Zelfs de laatste dag in Mumbai doen we het rustig aan. Wel gaan we voor de extremen, passend bij de stad. Zo hebben we bij Abode voor de laatste nacht de suite geboekt. Inclusief een riante – bovendien warme – douche en inclusief een koperen bad met rozenblaadjes. Een heerlijk zacht bed met fijn beddengoed; wat kan dat dan opeens een enorm luxe gevoel geven.
Hoewel verleidelijk om te blijven chillen besluiten we toch maar in actie te komen. Wanneer ben je tenslotte weer in Mumbai?

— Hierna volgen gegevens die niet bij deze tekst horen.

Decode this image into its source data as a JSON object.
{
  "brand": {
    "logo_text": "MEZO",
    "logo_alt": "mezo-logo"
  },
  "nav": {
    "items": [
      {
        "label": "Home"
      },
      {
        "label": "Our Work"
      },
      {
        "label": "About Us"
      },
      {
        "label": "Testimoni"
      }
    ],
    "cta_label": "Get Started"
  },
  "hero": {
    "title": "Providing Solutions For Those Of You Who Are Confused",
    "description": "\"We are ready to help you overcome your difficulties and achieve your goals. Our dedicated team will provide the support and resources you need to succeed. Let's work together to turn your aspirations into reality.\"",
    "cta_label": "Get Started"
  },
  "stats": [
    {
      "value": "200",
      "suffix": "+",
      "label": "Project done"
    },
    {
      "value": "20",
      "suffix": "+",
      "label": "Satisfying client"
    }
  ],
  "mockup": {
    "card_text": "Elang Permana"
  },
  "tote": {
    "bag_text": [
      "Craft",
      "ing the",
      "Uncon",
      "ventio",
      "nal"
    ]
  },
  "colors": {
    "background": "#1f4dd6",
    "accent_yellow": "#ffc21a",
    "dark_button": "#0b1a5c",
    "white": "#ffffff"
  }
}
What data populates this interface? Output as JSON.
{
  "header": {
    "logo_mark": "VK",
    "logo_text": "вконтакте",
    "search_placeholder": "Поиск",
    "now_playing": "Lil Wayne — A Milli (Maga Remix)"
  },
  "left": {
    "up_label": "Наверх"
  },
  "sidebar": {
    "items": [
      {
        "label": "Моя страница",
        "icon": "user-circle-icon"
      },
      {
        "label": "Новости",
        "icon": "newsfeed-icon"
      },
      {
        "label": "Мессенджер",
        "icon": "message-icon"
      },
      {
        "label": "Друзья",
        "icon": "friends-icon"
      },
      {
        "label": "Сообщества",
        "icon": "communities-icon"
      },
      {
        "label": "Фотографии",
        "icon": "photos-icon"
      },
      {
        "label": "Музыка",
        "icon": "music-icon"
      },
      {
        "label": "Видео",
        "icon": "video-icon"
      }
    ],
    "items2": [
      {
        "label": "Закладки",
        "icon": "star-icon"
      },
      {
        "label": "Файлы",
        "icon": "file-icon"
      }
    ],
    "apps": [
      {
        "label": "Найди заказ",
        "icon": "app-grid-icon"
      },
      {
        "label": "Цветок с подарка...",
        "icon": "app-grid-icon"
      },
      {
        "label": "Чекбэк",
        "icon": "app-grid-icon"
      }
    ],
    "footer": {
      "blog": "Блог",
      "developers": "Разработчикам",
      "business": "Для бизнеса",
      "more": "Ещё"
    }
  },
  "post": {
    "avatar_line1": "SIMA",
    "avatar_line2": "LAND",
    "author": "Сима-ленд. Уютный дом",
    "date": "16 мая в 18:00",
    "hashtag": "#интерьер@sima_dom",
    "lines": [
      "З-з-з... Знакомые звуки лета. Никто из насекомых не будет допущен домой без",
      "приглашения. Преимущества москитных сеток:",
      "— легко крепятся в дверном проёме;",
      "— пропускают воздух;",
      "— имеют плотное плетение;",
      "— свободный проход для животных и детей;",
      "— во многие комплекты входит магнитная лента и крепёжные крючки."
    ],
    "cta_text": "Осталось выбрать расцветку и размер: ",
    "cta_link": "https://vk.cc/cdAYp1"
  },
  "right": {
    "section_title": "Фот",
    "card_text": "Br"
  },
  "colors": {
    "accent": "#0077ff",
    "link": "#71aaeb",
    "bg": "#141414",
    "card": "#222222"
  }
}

En dus nemen we een Uber richting Juhu beach. Het strand viel wat tegen, al was het eerlijk gezegd vermakelijk om te zien hoe een auto zit vlak naast ons zich vast reed en hoe steeds meer mensen dachten de oplossing te hebben. Overigens inclusief Joris. De auto kwam echter steeds dieper te liggen, alle stenen, automatten en cricketbadges ten spijt. Uiteindelijk kwam de kokosnoten verkoper met een lange plank aanlopen (waarschijnlijk van zijn tafel want dat was buiten de kokosnoten het enige wat hij lijkt te hebben, althans, hier op het strand) en dat tezamen met vier duwende mannen zorgde voor de verlossing. Ik ben vergeten te kijken welke god de gestrande chauffeur op het dashboard had staan. Of misschien ontbrak dit wel en was dat de oorzaak van het hele probleem. Met enkel een zakje lavendel geur kom je er niet natuurlijk, dat hebben we wel weer geleerd de afgelopen weken.
Misschien moet ik ook maar een Ganesh of Hanuman in de Audi hangen. Notabene twee keer schade terwijl hij thuis voor de deur geparkeerd stond… Lange leve onze lieve oplettende buren en natuurlijk mijn broer en schoonzus die het direct zijn gaan regelen ❤️ . Terwijl wij aan een luxe lunch – met wijn! – zaten bij Cecconi, in het eerste Soho House van Azië, kwamen de foto’s van de schade reeds binnen. Hagel of geen hagel, het bewijs voor de verzekering werd haast per direct aangeleverd.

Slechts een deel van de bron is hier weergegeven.